— Папеньку вы вспомнили через семнадцать лет, а меня никак узнать не можете! — воскликнула она вдруг, не в силах долее изображать беспечное веселье и сохранять инкогнито.
— Вы?.. Вы его дочь?.. — изумился Борис. — Как это возможно? Вы — графиня, и поете на сцене?!
— Ах, если бы только это! — горько засмеялась она, пытаясь справиться с душившим ее отчаянием. — Теперь-то вы вспомните меня, наконец?
— Конечно, Сильвана… — начал было смутившийся штабс-капитан, окончательно потерявший представление о том, как ему следует держаться со своей «старой знакомой».
Девушка пылко перебила:
— Нет, не Сильвана! Что же, вы даже моего настоящего имени не помните? А ведь вы мне посвящали стихи… Они до сих пор хранятся в моей шкатулке вместе с драгоценностями.
Борис предпринимал отчаянные попытки вспомнить имя смуглой разряженной девочки, которая пела кукле итальянскую колыбельную во время их первой встречи. Но, как назло, имя это не уцелело в его памяти, да и сама девочка запечатлелась в ней только в связи с куклой, запомнившейся куда отчетливее. Куклу звали Лизетт, в этом молодой князь мог бы присягнуть. Все его мысли и чувства уже тогда были обращены к Лизе, так что имя фарфорового бессердечного и бездушного муляжа, который нянчила маленькая итальянка, прочно врезалось в его память. Но как звали хозяйку куклы?!
А та между тем с чуткой проницательностью, превращающей страстно влюбленных людей в провидцев и медиумов, словно читала его мысли.
— Я узнала от вашего брата Глеба, что вы любили Лизу Ростопчину, — кусая губы, продолжила Каталина. — И, кажется, даже успели с ней обручиться…

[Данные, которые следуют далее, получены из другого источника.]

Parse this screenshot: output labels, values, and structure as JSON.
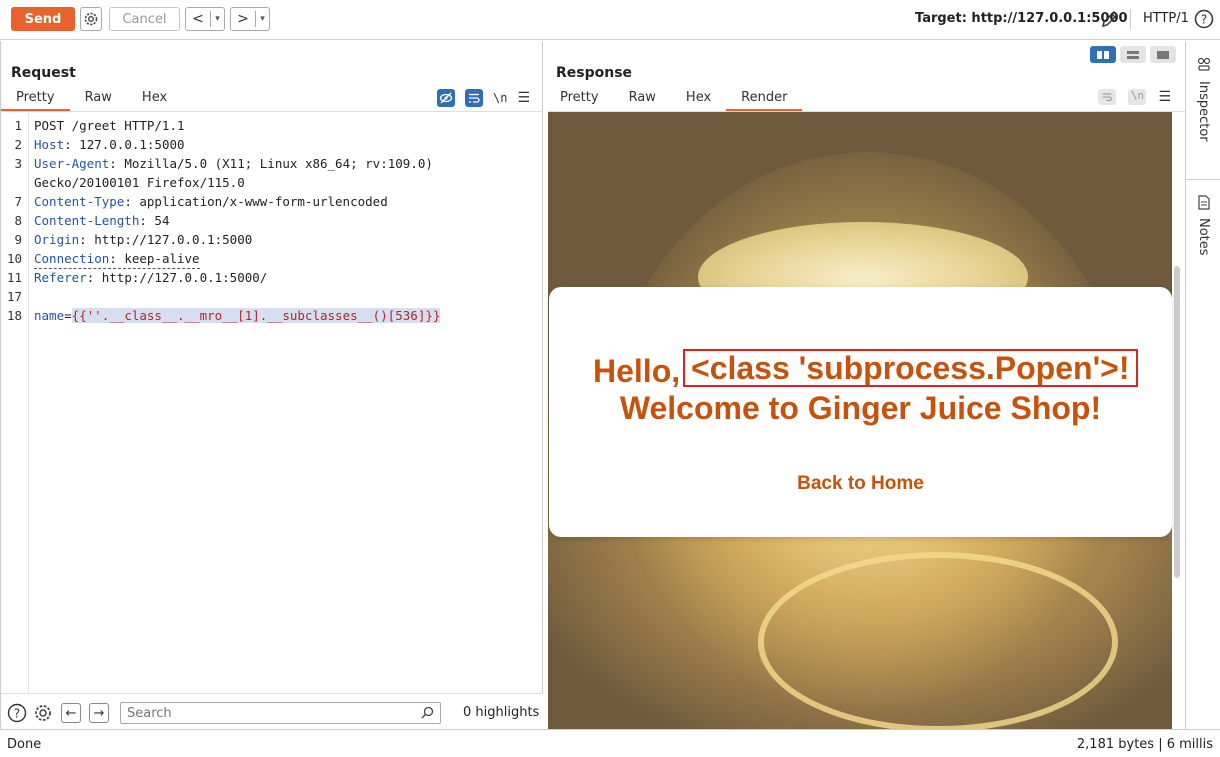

Меньше всего ему хотелось бы говорить с кем бы то ни было о Лизе.
— Нет, мы не были обручены, — сухо ответил Борис. — Почему это вас так интересует?

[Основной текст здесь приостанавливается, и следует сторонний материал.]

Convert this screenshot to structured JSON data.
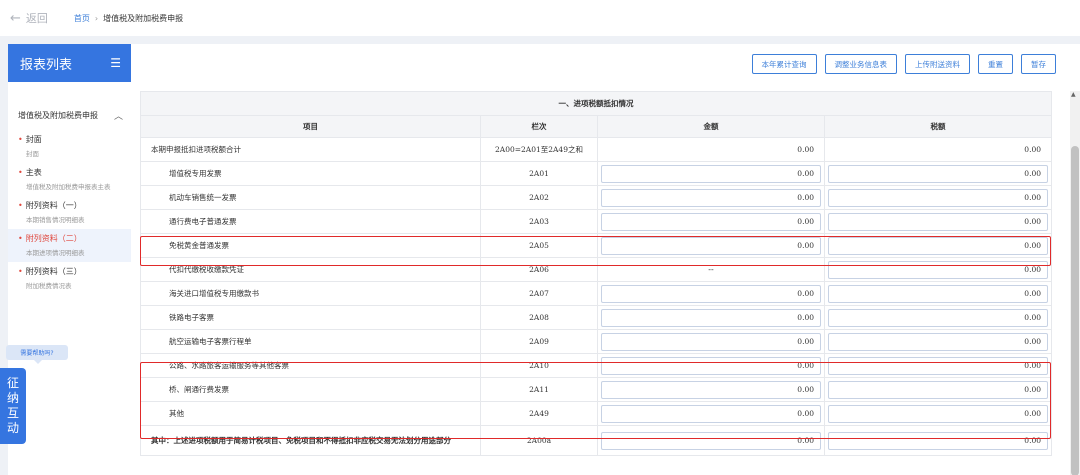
{
  "topbar": {
    "back_label": "返回",
    "breadcrumb_home": "首页",
    "breadcrumb_sep": "›",
    "breadcrumb_current": "增值税及附加税费申报"
  },
  "sidebar": {
    "title": "报表列表",
    "menu_icon": "list-icon",
    "group": {
      "label": "增值税及附加税费申报",
      "chevron": "^"
    },
    "items": [
      {
        "label": "封面",
        "sub": "封面",
        "active": false
      },
      {
        "label": "主表",
        "sub": "增值税及附加税费申报表主表",
        "active": false
      },
      {
        "label": "附列资料（一）",
        "sub": "本期销售情况明细表",
        "active": false
      },
      {
        "label": "附列资料（二）",
        "sub": "本期进项情况明细表",
        "active": true
      },
      {
        "label": "附列资料（三）",
        "sub": "附加税费情况表",
        "active": false
      }
    ],
    "help_tip": "需要帮助吗?",
    "float_button_chars": [
      "征",
      "纳",
      "互",
      "动"
    ]
  },
  "toolbar": {
    "buttons": [
      "本年累计查询",
      "调整业务信息表",
      "上传附送资料",
      "重置",
      "暂存"
    ]
  },
  "table": {
    "section_title": "一、进项税额抵扣情况",
    "headers": [
      "项目",
      "栏次",
      "金额",
      "税额"
    ],
    "rows": [
      {
        "item": "本期申报抵扣进项税额合计",
        "code": "2A00=2A01至2A49之和",
        "amount": "0.00",
        "tax": "0.00"
      },
      {
        "item": "增值税专用发票",
        "code": "2A01",
        "amount": "0.00",
        "tax": "0.00"
      },
      {
        "item": "机动车销售统一发票",
        "code": "2A02",
        "amount": "0.00",
        "tax": "0.00"
      },
      {
        "item": "通行费电子普通发票",
        "code": "2A03",
        "amount": "0.00",
        "tax": "0.00"
      },
      {
        "item": "免税黄金普通发票",
        "code": "2A05",
        "amount": "0.00",
        "tax": "0.00"
      },
      {
        "item": "代扣代缴税收缴款凭证",
        "code": "2A06",
        "amount": "--",
        "tax": "0.00"
      },
      {
        "item": "海关进口增值税专用缴款书",
        "code": "2A07",
        "amount": "0.00",
        "tax": "0.00"
      },
      {
        "item": "铁路电子客票",
        "code": "2A08",
        "amount": "0.00",
        "tax": "0.00"
      },
      {
        "item": "航空运输电子客票行程单",
        "code": "2A09",
        "amount": "0.00",
        "tax": "0.00"
      },
      {
        "item": "公路、水路旅客运输服务等其他客票",
        "code": "2A10",
        "amount": "0.00",
        "tax": "0.00"
      },
      {
        "item": "桥、闸通行费发票",
        "code": "2A11",
        "amount": "0.00",
        "tax": "0.00"
      },
      {
        "item": "其他",
        "code": "2A49",
        "amount": "0.00",
        "tax": "0.00"
      },
      {
        "item": "其中：上述进项税额用于简易计税项目、免税项目和不得抵扣非应税交易无法划分用途部分",
        "code": "2A00a",
        "amount": "0.00",
        "tax": "0.00"
      }
    ]
  },
  "colors": {
    "accent": "#3575e0",
    "highlight": "#e02a2a",
    "active_item": "#e0483e"
  }
}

— Потому что я не верю, что в наше прагматичное время молодой человек может давать клятву верности на могиле возлюбленной, прямо как в средневековой балладе. Я что-то такое исполняла, помнится, перед стайкой сентиментальных, выживших из ума светских старух. Там герой перерезал себе вены на могиле невесты, и его горячая кровь просочилась сквозь землю и крышку гроба к ее сердцу… Одна старушенция так расчувствовалась, что едва не осчастливила своих наследников. Но то старуха, а вы-то, вы?

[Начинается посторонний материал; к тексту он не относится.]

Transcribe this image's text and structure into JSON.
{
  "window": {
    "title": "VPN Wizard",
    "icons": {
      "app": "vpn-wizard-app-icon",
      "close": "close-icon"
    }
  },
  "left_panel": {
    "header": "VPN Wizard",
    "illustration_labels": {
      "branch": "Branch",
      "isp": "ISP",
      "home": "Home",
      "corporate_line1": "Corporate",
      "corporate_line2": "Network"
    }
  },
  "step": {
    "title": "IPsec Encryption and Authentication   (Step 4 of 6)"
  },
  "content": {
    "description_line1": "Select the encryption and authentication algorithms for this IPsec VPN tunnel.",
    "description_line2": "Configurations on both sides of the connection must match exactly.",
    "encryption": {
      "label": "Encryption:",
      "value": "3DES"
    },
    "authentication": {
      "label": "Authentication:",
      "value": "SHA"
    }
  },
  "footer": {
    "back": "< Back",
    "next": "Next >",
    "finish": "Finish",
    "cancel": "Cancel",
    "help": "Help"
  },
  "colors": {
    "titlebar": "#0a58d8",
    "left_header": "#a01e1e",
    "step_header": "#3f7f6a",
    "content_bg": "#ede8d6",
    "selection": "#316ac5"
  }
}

Каталина бесилась и ревновала, уроки сдержанности, с таким трудом усвоенные ею, пошли прахом. Она отчаянно грубила, шутила над тем, что не подлежало осмеянию, сама понимала это и намеревалась зайти в своей эскападе еще дальше, чтобы вызвать в сердце молодого офицера такую же бурю, которая терзала ее саму. «Чем хуже, тем лучше! Только бы он очнулся от своей мертвенной любви, никому на свете не нужной, и увидел наконец меня!» В это время музыка смолкла. Девушка с лихорадочным нетерпением ожидала ответа своего партнера, не сводя горящего взгляда с его неподвижного бледного лица.